Sakura mengusap pinggangnya, "Tadi Gaara memanggilku."

"Ini Gaara, adikku." Sasori memperkenalkan pemuda tampan yang berdiri di sampingnya pada teman-temannya.

"Naruto Uzumaki, keponakanku." Semua terkekeh saat Nagato memperkenalkan gadis pirang di ikat dua dengan ujung rambut ikal bertopeng di sampingnya. Pemuda berambut merah itu merengut, "Apa. Aku tidak punya adik, apa salahnya mengajak keponakan."

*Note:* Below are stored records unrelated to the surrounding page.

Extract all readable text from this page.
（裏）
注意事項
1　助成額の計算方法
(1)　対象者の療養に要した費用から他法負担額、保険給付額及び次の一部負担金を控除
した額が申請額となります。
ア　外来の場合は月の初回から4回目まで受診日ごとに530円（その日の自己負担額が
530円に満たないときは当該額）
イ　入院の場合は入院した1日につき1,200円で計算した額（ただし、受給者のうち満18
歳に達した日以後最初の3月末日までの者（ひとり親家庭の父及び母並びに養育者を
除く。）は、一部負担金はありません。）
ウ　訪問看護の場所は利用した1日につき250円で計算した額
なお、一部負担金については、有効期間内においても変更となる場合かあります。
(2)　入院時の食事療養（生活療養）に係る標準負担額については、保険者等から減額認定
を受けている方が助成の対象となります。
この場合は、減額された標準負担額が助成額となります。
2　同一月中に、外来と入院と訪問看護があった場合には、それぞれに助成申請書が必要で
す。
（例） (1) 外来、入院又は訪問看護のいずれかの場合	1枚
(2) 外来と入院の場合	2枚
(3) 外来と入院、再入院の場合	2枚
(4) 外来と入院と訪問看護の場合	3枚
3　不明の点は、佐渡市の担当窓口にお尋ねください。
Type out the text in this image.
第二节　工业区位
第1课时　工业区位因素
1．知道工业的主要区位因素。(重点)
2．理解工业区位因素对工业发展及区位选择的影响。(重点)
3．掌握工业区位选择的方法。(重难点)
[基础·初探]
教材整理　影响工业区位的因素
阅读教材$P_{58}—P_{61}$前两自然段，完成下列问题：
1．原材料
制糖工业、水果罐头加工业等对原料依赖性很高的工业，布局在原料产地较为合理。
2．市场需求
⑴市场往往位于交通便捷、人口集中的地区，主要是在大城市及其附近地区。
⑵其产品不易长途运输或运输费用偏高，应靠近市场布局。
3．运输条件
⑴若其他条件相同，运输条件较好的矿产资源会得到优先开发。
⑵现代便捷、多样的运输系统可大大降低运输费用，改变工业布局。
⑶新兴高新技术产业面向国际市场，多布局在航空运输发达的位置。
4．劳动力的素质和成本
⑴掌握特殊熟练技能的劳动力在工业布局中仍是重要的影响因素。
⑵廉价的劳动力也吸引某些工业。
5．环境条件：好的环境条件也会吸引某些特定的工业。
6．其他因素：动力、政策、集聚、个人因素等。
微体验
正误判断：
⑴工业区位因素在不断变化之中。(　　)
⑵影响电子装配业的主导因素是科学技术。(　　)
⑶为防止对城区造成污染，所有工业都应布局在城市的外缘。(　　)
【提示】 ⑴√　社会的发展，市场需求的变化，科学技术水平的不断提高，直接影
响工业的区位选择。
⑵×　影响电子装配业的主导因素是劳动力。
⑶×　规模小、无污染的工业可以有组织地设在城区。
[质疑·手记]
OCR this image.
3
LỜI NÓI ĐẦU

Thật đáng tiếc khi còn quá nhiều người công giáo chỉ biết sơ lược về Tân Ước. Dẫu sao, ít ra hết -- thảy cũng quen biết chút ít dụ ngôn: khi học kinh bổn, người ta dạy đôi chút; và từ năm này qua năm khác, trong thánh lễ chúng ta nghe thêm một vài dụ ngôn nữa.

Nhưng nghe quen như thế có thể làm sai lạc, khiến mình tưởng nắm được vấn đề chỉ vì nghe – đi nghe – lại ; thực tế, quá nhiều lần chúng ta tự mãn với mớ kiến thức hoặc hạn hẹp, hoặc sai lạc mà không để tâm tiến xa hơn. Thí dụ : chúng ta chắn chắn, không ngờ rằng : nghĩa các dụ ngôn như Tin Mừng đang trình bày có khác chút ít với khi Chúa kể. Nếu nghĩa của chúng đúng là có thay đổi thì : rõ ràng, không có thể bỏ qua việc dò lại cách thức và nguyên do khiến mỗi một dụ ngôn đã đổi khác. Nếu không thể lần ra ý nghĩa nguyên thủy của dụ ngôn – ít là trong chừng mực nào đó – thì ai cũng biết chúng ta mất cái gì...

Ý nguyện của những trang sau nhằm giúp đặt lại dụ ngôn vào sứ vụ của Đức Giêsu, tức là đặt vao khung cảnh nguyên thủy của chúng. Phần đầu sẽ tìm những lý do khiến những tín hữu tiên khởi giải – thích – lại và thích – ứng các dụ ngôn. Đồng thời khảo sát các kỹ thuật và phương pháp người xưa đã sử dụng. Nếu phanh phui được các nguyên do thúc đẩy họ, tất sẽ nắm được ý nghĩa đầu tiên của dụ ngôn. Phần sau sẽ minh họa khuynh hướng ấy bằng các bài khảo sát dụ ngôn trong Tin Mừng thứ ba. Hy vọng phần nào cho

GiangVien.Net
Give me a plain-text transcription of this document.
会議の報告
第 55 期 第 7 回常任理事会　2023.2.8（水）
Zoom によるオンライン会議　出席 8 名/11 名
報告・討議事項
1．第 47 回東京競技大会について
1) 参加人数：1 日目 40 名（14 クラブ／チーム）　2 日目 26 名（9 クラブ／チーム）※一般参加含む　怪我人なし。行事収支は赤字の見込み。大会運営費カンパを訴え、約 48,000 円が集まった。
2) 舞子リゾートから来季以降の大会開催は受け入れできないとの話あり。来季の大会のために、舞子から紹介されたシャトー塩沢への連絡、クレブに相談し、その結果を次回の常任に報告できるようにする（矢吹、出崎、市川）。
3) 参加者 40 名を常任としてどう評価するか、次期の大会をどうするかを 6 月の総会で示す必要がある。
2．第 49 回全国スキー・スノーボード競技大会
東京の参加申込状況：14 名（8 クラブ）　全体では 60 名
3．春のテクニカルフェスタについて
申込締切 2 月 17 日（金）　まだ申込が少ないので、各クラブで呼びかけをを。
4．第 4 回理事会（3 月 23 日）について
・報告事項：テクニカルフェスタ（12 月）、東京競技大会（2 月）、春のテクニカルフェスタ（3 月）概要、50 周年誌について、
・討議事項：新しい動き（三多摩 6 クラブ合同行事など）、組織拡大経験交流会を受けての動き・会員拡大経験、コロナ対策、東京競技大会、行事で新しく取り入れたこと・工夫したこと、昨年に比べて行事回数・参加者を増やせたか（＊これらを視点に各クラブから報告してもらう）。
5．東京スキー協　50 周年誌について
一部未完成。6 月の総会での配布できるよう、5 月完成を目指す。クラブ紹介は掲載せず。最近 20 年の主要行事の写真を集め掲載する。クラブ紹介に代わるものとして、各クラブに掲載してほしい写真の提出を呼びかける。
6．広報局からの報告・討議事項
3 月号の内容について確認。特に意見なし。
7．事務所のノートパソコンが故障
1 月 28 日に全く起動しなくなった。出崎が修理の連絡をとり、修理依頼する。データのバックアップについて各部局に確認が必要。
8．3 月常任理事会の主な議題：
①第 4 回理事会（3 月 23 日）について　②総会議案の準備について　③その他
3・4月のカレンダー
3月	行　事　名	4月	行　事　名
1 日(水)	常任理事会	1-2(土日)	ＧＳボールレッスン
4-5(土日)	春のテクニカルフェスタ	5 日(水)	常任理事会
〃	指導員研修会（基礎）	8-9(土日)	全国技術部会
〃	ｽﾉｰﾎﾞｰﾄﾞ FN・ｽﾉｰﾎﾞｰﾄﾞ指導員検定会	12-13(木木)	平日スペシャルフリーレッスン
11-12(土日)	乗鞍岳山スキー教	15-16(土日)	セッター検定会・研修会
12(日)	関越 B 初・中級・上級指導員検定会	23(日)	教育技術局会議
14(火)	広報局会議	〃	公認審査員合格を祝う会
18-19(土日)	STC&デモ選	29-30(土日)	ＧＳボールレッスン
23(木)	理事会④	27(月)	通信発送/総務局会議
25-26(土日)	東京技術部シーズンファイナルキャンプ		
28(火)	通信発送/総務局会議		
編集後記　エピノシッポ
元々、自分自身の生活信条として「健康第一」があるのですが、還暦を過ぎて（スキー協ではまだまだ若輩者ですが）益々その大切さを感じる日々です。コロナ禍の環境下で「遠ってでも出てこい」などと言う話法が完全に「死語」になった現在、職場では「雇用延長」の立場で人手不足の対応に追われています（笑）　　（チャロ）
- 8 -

Hampir semua anggota memperkenalkan adik, keponakan, atau teman kencan mereka. Hanya tersisa dua, Itachi dan Conan.

"Sasuke Uchiha, adikku."

Gaara mendekati Sakura lalu menyikut pinggang pemuda berambut pink itu jahil. Sakura melirik Gaara yang tersenyum di sampingnya. Gaara mendekati telinga Sakura lalu berbisik, "Pacarmu." Menggoda Sakura. Sakura berdehem pelan kemudian melirik Gaara, "Dasar sok tahu." Jawabnya. Gaara tertawa pelan. Mereka, Gaara, Sakura, Naruto, dan Sasuke, sekolah di tempat yang sama. Tapi yang yang mengetahui Sakura hanya Gaara, Naruto dan Sasuke tidak tahu. Sasuke satu bangku dengan Sakura, mereka suka beradu argumen hanya karena masalah sepele. Sakura yang pendiam akan berbeda bila sudah berhadapan dengan Sasuke, begitu pula sebaliknya.

"Haruno Sa―..."

"Haru," Sakura memotong ucapan Conan sebelum gadis itu membongkar identasnya di depan Sasuke Uchiha, teman satu bangkunya, lalu dia tersenyum. Mereka saling berjabat tangan setelah saling memperkenalkan diri. Kulit mereka bersentuhan. Kulit tangan Sasuke begitu halus di genggaman tangannya, begitu pula sebaliknya tangan Sakura begitu besar dan halus. Mata mereka bertemu, hitam pekat dan emerald, saling menatap lama dengan tangan yang masih bergenggaman. Naruto cuek-cuek saja, berbeda dengan Deidara yang mulai panas dingin terlebih saat gadis itu melihat rona merah di pipi adik Itachi yang terkenal pendiam, jutek, dan seenaknya.